COVID-19 The silence of travelers: several Spanish regions promote the measure

The talk on the bus is over. “Avoid talking” is Barcelona’s urban transport campaign. The Spanish city was a pioneer in introducing “silent transport.” Now the region of La Rioja and the Balearic Islands have also adopted this measure Urging customers to remain silent throughout the public transport network to prevent the spread of COVID-19, following the recommendations of health experts.

María Cruz Minguillón, a researcher at the Higher Council for Scientific Research, explained to the local media that “people who shout or talk on the phone can emit up to fifty times more particles.”

Transport is not a source of contagion

European scientific studies show that public transport is not a source of contagion, however we believe that this measure can improve health conditions in this environment, explains Isidre Gavin i Valls, Secretary of Infrastructure and Mobility of the Generalitat de Catalunya to Euronews.

“Many people were afraid to use public transport because it is difficult to maintain a safe distance, with this measure we minimize the risks.” But this is only a recommendation and non-compliance will not lead to any sanctions, remember.

In the video of the player you can see how the silent initiative has been launched in Barcelona and the atmosphere that is breathed in transport when users do not speak.

In Barcelona, ​​users accept the measure quite well, as long as it is not sanctioned.

Banning may be going too far

“Recommending can be good, prohibiting is going too far”, says Xavier Sendra in Barcelona.

On the Catalan Railroad, the green signs inside and outside the train cars remind the customer of the message: “Silence” or “Trains of Silence”. This new initiative adds to the previous prohibitions such as eating or drinking while traveling.

Transports Metropolitans de Barcelona (TMB), the company in charge of the Barcelona metro and buses, has created the “Avoid talking” campaign. In a surveillance environment, they remind customers to be silent via public address systems in the subway and messages on bus screens, as well as posters.

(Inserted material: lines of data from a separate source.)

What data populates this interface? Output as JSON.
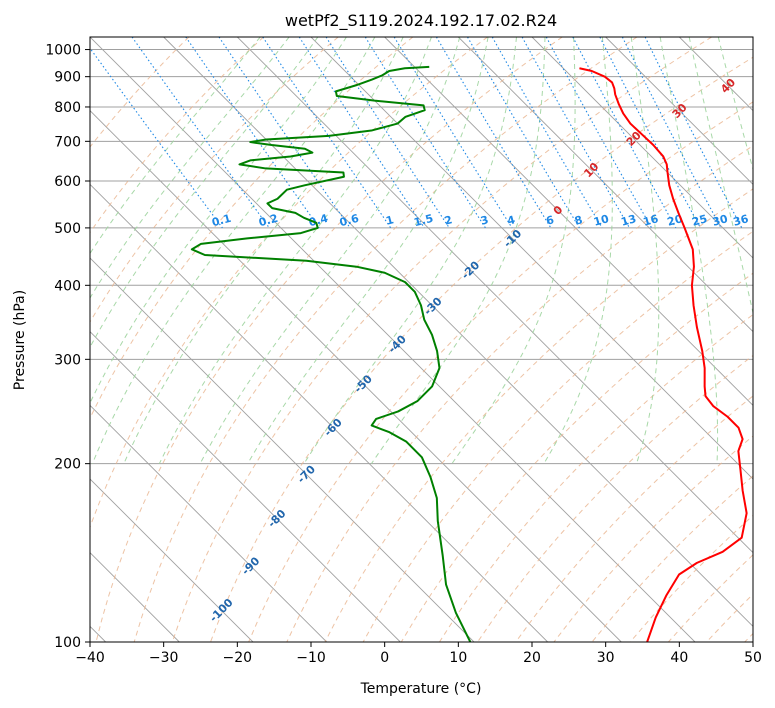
{
  "chart_data": {
    "type": "line",
    "title": "wetPf2_S119.2024.192.17.02.R24",
    "xlabel": "Temperature (°C)",
    "ylabel": "Pressure (hPa)",
    "xlim": [
      -40,
      50
    ],
    "ylim": [
      1050,
      100
    ],
    "yscale": "log",
    "skew": 35,
    "grid": true,
    "xticks": [
      -40,
      -30,
      -20,
      -10,
      0,
      10,
      20,
      30,
      40,
      50
    ],
    "yticks": [
      100,
      200,
      300,
      400,
      500,
      600,
      700,
      800,
      900,
      1000
    ],
    "colors": {
      "temperature": "#ff0000",
      "dewpoint": "#008000",
      "dry_adiabat": "#e8b48f",
      "moist_adiabat": "#9fd49f",
      "mixing_ratio": "#1e88e5",
      "grid": "#a0a0a0",
      "label_dry": "#2166ac",
      "label_moist": "#d62728",
      "label_mixing": "#1e88e5"
    },
    "series": [
      {
        "points": [
          [
            930,
            22.2
          ],
          [
            920,
            23.5
          ],
          [
            900,
            24.5
          ],
          [
            880,
            24.7
          ],
          [
            860,
            24.2
          ],
          [
            840,
            23.5
          ],
          [
            810,
            22.7
          ],
          [
            780,
            22.0
          ],
          [
            750,
            21.6
          ],
          [
            720,
            21.7
          ],
          [
            690,
            21.8
          ],
          [
            660,
            21.6
          ],
          [
            640,
            21.0
          ],
          [
            620,
            20.0
          ],
          [
            590,
            18.5
          ],
          [
            560,
            17.2
          ],
          [
            530,
            16.0
          ],
          [
            500,
            14.8
          ],
          [
            460,
            13.0
          ],
          [
            430,
            10.8
          ],
          [
            400,
            8.0
          ],
          [
            370,
            5.5
          ],
          [
            340,
            3.0
          ],
          [
            310,
            0.5
          ],
          [
            290,
            -1.5
          ],
          [
            270,
            -4.0
          ],
          [
            260,
            -5.2
          ],
          [
            250,
            -5.5
          ],
          [
            240,
            -5.0
          ],
          [
            230,
            -5.0
          ],
          [
            220,
            -6.0
          ],
          [
            210,
            -8.2
          ],
          [
            195,
            -10.5
          ],
          [
            180,
            -13.0
          ],
          [
            165,
            -15.5
          ],
          [
            150,
            -19.5
          ],
          [
            142,
            -24.0
          ],
          [
            136,
            -29.0
          ],
          [
            130,
            -33.0
          ],
          [
            120,
            -37.5
          ],
          [
            110,
            -42.0
          ],
          [
            100,
            -46.5
          ]
        ]
      },
      {
        "points": [
          [
            935,
            2.0
          ],
          [
            930,
            -1.5
          ],
          [
            920,
            -4.0
          ],
          [
            905,
            -5.5
          ],
          [
            890,
            -7.5
          ],
          [
            870,
            -10.5
          ],
          [
            850,
            -14.0
          ],
          [
            835,
            -14.5
          ],
          [
            820,
            -10.0
          ],
          [
            805,
            -4.0
          ],
          [
            790,
            -4.5
          ],
          [
            770,
            -8.0
          ],
          [
            750,
            -10.0
          ],
          [
            730,
            -14.5
          ],
          [
            715,
            -21.0
          ],
          [
            705,
            -30.0
          ],
          [
            698,
            -32.5
          ],
          [
            690,
            -30.0
          ],
          [
            680,
            -26.0
          ],
          [
            670,
            -25.5
          ],
          [
            660,
            -29.0
          ],
          [
            650,
            -35.0
          ],
          [
            640,
            -37.0
          ],
          [
            630,
            -34.0
          ],
          [
            620,
            -24.0
          ],
          [
            610,
            -24.5
          ],
          [
            590,
            -31.0
          ],
          [
            580,
            -34.0
          ],
          [
            560,
            -36.5
          ],
          [
            550,
            -38.5
          ],
          [
            540,
            -38.5
          ],
          [
            530,
            -36.0
          ],
          [
            520,
            -35.5
          ],
          [
            510,
            -34.5
          ],
          [
            500,
            -35.0
          ],
          [
            490,
            -38.0
          ],
          [
            480,
            -46.0
          ],
          [
            470,
            -53.0
          ],
          [
            460,
            -55.0
          ],
          [
            450,
            -54.0
          ],
          [
            440,
            -41.0
          ],
          [
            430,
            -35.0
          ],
          [
            420,
            -32.0
          ],
          [
            405,
            -30.5
          ],
          [
            390,
            -30.5
          ],
          [
            370,
            -31.5
          ],
          [
            350,
            -33.0
          ],
          [
            330,
            -34.0
          ],
          [
            310,
            -35.5
          ],
          [
            290,
            -37.5
          ],
          [
            270,
            -41.0
          ],
          [
            255,
            -45.0
          ],
          [
            245,
            -49.0
          ],
          [
            238,
            -53.0
          ],
          [
            232,
            -54.5
          ],
          [
            226,
            -53.0
          ],
          [
            218,
            -52.0
          ],
          [
            205,
            -52.0
          ],
          [
            190,
            -53.5
          ],
          [
            175,
            -55.5
          ],
          [
            160,
            -58.5
          ],
          [
            140,
            -62.5
          ],
          [
            125,
            -66.0
          ],
          [
            112,
            -68.5
          ],
          [
            100,
            -70.5
          ]
        ]
      }
    ],
    "dry_adiabat_labels": [
      {
        "text": "-100",
        "p": 112,
        "t": -100
      },
      {
        "text": "-90",
        "p": 133,
        "t": -90
      },
      {
        "text": "-80",
        "p": 160,
        "t": -80
      },
      {
        "text": "-70",
        "p": 190,
        "t": -70
      },
      {
        "text": "-60",
        "p": 228,
        "t": -60
      },
      {
        "text": "-50",
        "p": 270,
        "t": -50
      },
      {
        "text": "-40",
        "p": 315,
        "t": -40
      },
      {
        "text": "-30",
        "p": 365,
        "t": -30
      },
      {
        "text": "-20",
        "p": 420,
        "t": -20
      },
      {
        "text": "-10",
        "p": 475,
        "t": -10
      }
    ],
    "moist_adiabat_labels": [
      {
        "text": "0",
        "p": 530,
        "t": 0
      },
      {
        "text": "10",
        "p": 620,
        "t": 10
      },
      {
        "text": "20",
        "p": 700,
        "t": 20
      },
      {
        "text": "30",
        "p": 780,
        "t": 30
      },
      {
        "text": "40",
        "p": 860,
        "t": 40
      }
    ],
    "mixing_ratio_labels": [
      {
        "text": "0.1",
        "w": 0.1
      },
      {
        "text": "0.2",
        "w": 0.2
      },
      {
        "text": "0.4",
        "w": 0.4
      },
      {
        "text": "0.6",
        "w": 0.6
      },
      {
        "text": "1",
        "w": 1
      },
      {
        "text": "1.5",
        "w": 1.5
      },
      {
        "text": "2",
        "w": 2
      },
      {
        "text": "3",
        "w": 3
      },
      {
        "text": "4",
        "w": 4
      },
      {
        "text": "6",
        "w": 6
      },
      {
        "text": "8",
        "w": 8
      },
      {
        "text": "10",
        "w": 10
      },
      {
        "text": "13",
        "w": 13
      },
      {
        "text": "16",
        "w": 16
      },
      {
        "text": "20",
        "w": 20
      },
      {
        "text": "25",
        "w": 25
      },
      {
        "text": "30",
        "w": 30
      },
      {
        "text": "36",
        "w": 36
      }
    ],
    "mixing_ratio_label_pressure": 500
  }
}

What to do with crowded transport at peak times

In some transports it is impossible to maintain social distance. For some users, this highlights the need to increase the frequency between trains, especially at peak times.

“Wouldn’t it be more effective to have more frequency on the trains than to ask us for silence?” Asks Rubén, who works in a nursing home and is well aware of the ravages of the pandemic. “There is no public money for that, so we have to take responsibility.”

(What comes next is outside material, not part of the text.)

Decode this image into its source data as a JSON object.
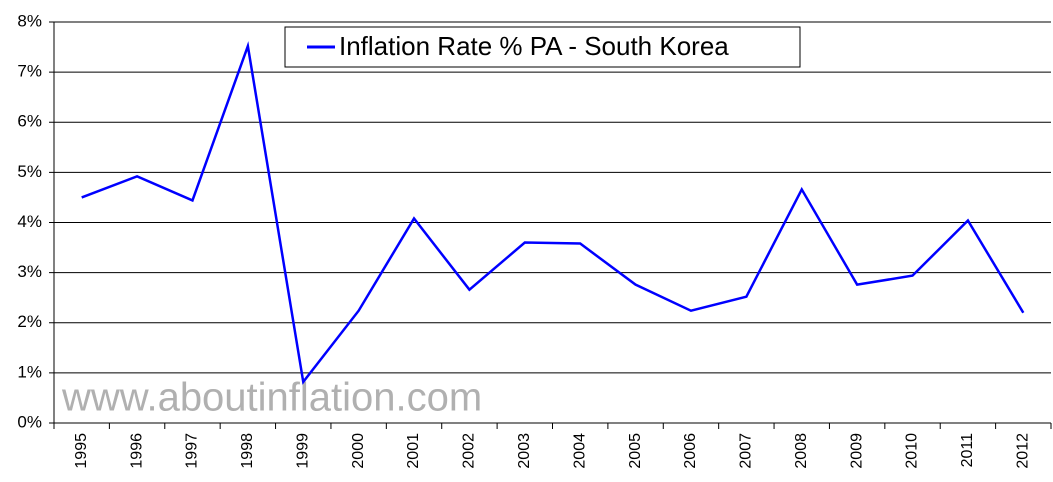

For some, the ‘Tren del Silendio’ initiative may have advantages, such as enjoying a quieter journey without distractions or noise. Some look at their cell phones, others read or study. Those who support talking do so by whispering. Others look disapprovingly at those who speak too loudly or on the phone.

Without sanctions, the users themselves censor those who do not comply

Ferrocarriles Catalanes also appealed to citizens and citizen cooperation to detect inappropriate behavior.

“This is a stupid initiative. Nobody really follows this recommendation. I really believe that we are on the wrong path in terms of freedom and rights of the people ”, says Javier García.

“Why do we want to talk? Either way, we can’t hear each other when we wear these masks and train noises. Emotionally this and all the other restrictions are affecting us ”, says Pilar Thico when traveling with her 2 children.

Good acceptance among travelers

Isidre Gavin tells Euronews that users in general have accepted the recommendation for silence quite well. “People try to protect themselves, they have accepted it as a natural form of prevention.”

Most people are scared and think that transport is a great source of contagion, so they prefer to follow any measure seeking to minimize risks.

Julia Gómez, 80, feels more protected with this “measure of silence”: “Anything that helps us prevent this virus is good”. She wouldn’t ride the subway if she didn’t feel safe.

Robert, 64, sees it as a “very reasonable measure.” Also Leticia, 30 years old. “Especially since many people remove their masks to talk on the phone or with each other. It really bothers me a lot when people do that. “

Authorities admit that there is still no data to show the real impact of this silent measure.